Pour jouer, les enfants doivent avoir des connaissances sur ce à quoi ils jouent. Si on leur propose ou impose des thèmes trop loin de leur vécu, de leurs références, ils ne peuvent avoir un jeu complexe. Un enfant qui n’est jamais allé chez le vétérinaire n’aura pas d’idées pour enrichir le scénario et dépendra des autres enfants ou de l’adulte pour alimenter le jeu.

Et si on commençait en enrichissant leurs expériences de vie? Les sorties sont le meilleur moyen pour donner aux enfants un bagage commun sur un sujet pour nourrir leur jeu. Et puis il y a les livres ou les vidéos. Et aussi les invités.

Le nombre d’interactions, leur durée, est un des signes de jeu mature. Et on a constaté qu’il y a plus d’interactions entre les enfants quand ils sont entre eux.

C’est en jouant qu’on devient bon joueur; certains enfants manquent tout simplement d’expérience en groupes et commencent seulement à être capables de comprendre la perspective de l’autre et à coopérer en vue d’élaborer et poursuivre un scénario à plusieurs.
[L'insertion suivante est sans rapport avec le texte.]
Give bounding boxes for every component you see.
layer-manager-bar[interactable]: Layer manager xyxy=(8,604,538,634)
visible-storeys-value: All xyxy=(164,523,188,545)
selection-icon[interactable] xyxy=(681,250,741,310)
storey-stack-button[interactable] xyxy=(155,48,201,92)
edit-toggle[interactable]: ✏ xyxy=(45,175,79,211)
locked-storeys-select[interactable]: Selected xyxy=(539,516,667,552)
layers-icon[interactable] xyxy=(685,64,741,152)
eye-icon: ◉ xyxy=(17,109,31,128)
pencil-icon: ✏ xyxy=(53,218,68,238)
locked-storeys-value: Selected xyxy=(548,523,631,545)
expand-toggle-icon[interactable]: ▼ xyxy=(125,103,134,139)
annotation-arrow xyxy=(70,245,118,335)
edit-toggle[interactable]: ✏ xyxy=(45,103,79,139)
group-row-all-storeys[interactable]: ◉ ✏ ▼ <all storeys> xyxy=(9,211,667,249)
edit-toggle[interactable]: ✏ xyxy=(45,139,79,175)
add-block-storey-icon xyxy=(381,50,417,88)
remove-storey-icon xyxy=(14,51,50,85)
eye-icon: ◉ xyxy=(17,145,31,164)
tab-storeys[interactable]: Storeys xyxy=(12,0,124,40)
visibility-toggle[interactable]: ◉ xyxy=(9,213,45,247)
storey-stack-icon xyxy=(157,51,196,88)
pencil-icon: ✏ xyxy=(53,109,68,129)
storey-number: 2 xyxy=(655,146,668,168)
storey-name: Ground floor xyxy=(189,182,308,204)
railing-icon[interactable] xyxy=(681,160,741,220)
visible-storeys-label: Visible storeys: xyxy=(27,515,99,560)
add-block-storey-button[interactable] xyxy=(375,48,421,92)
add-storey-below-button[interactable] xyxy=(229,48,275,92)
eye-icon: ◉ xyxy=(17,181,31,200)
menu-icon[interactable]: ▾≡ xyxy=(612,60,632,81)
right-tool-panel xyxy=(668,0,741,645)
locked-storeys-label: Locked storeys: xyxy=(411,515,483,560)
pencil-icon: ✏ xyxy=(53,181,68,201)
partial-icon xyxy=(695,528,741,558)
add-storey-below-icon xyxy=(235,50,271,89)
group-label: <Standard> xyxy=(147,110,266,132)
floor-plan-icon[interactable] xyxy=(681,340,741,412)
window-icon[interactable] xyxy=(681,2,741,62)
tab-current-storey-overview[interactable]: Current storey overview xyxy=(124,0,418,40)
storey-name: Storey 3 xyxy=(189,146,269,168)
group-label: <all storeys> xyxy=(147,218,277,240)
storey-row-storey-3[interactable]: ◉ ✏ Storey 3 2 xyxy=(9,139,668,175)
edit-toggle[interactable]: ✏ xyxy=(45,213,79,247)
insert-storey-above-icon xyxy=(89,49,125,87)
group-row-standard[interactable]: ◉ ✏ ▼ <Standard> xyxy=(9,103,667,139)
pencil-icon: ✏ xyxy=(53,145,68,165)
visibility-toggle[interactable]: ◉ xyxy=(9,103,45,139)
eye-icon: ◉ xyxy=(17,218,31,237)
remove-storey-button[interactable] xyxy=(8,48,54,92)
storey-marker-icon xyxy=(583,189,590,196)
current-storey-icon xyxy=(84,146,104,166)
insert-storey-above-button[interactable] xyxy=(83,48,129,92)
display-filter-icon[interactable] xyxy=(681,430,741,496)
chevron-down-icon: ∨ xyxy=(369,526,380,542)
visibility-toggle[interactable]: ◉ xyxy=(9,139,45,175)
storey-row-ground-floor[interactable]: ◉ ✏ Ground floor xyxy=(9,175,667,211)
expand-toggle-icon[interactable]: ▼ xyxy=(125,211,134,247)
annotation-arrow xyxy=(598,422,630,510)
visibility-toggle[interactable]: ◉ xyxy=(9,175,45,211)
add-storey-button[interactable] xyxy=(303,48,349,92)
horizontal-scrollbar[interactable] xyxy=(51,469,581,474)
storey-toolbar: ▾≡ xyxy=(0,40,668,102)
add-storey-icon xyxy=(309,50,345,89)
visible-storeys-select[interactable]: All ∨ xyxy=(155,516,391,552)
Laissons-leur du temps. L’âge d’or du jeu symbolique se poursuit jusqu’à l’âge de 7 ans, mais on lui coupe trop rapidement les ailes.

On pourrait aussi examiner notre environnement : qu’est-ce qu’il propose aux enfants en lien avec leurs intérêts et capacités du moment?

-          Les enfants ne savent pas faire de substitution

 Pourtant ils le font naturellement dehors.  Pourquoi? Est-ce parce qu'ils sont forcés d'utiliser les objets de la nature pour substituer? (Le sable devient la soupe, agrémentée de morceaux de feuilles, le bâton sert de cuillère à mélanger, etc.) 

Photos Garden Gate

Y a-t-il des objets polyvalents dans l’environnement intérieur et extérieur (une boîte devient un garage, etc.).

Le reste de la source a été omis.